By modern standards, a pumpkin ale would hardly be considered that wild. But, it was the wildest recipe of 1995 (BYO’s first year). The biggest key to brewing this beer is getting the spice blend right. If you use “supermarket spices,” these amounts should yield a subtly spicy beer. Decrease the amount if you grind your own whole spices.

Ingredients
1.25 lbs. (0.57 kg) Muntons Extra Light dried malt extract
3.5 lbs. (1.6 kg) Northwestern Gold liquid malt extract
1.0 lb. (0.45 kg) 2-row pale malt
1.0 lb. (0.45 kg) CaraPils malt
5–6 lbs. (2.3–2.7 kg) pumpkin (cubed)
5 AAU Cascade hops (60 mins)
(1.0 oz./28 g of 5% alpha acids)
3/4 tsp. ground cinnamon
1/4 tsp. ground cloves
1/4 tsp. ground ginger
1/4 tsp. ground nutmeg
Dried ale yeast
0.75 cup corn sugar (for priming)

Step by Step
Boil pumpkin cubes in water for 15 minutes. Heat 0.75 gallons (2.8 L) of water to 163 °F (73 °C). Place crushed grains in steeping bag and steep grains at 152 °F (67 °C) for 45 minutes.

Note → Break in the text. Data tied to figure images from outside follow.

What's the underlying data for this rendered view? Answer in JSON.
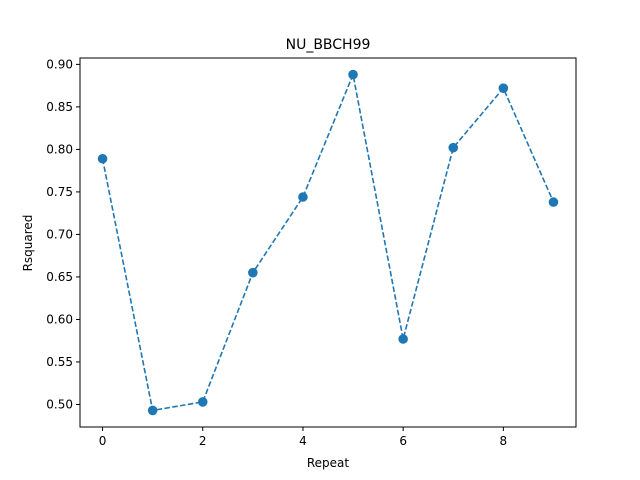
{
  "chart_data": {
    "type": "line",
    "title": "NU_BBCH99",
    "xlabel": "Repeat",
    "ylabel": "Rsquared",
    "x": [
      0,
      1,
      2,
      3,
      4,
      5,
      6,
      7,
      8,
      9
    ],
    "series": [
      {
        "values": [
          0.789,
          0.493,
          0.503,
          0.655,
          0.744,
          0.888,
          0.577,
          0.802,
          0.872,
          0.738
        ],
        "color": "#1f77b4",
        "line_style": "dashed",
        "marker": "circle"
      }
    ],
    "xlim": [
      -0.45,
      9.45
    ],
    "ylim": [
      0.4735,
      0.9075
    ],
    "xticks": [
      0,
      2,
      4,
      6,
      8
    ],
    "xtick_labels": [
      "0",
      "2",
      "4",
      "6",
      "8"
    ],
    "yticks": [
      0.5,
      0.55,
      0.6,
      0.65,
      0.7,
      0.75,
      0.8,
      0.85,
      0.9
    ],
    "ytick_labels": [
      "0.50",
      "0.55",
      "0.60",
      "0.65",
      "0.70",
      "0.75",
      "0.80",
      "0.85",
      "0.90"
    ],
    "grid": false,
    "legend": "none"
  }
}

When pumpkin is ready, add chunks to grain bag and add cool water (to maintain 152 °F (67 °C) temperature). Combine grain and pumpkin "tea," dried malt extract and water to make 2.5 gallons (9.5 L) of wort. Boil for 60 minutes, adding hops at the start of the boil. Add liquid malt extract and spices with 15 minutes left in the boil. Cool wort and transfer to fermenter. Top up to 5 gallons (19 L) with water. Aerate and pitch yeast. Ferment at 69 °F (21 °C).
 
I did ONE batch from a extract kit before moving to All Grain. But 2 years passed in the mean time. In the second year, I studied everything I could find about homebrewing. I gathered hardware at the swap meet, then dove in head first with both feet. I haven't had to dump a batch yet, out of 12. I did have to wait a couple months for one to age though, due to my mistake in concocting a recipe. I'd say that if you understand the concepts involved, go for it!
 
Two questions really....

1. What equipment do you have now AG wise?
2. In doing a PM, what do you want to acomplish? Do you want to eventually do AG? 2 pounds is a very small amount. You will certainly get your feet wet, but the time it takes to do 2 pounds would not be incredibly shorter then the time it would take to do 10.

I have done extracts and steeps for a while. I think this forum got me interested in AG... I can't say I had any interest before. It looked too complex and really remained complex till I saw it first hand and figured out that it was really not as complex as I had made it out to be.

The recipe looks good by the way... I am not very familiar with Pumpkin Ales though...... 5 AA for bittering is a VERY low amount. Is this typical for Pumpkins?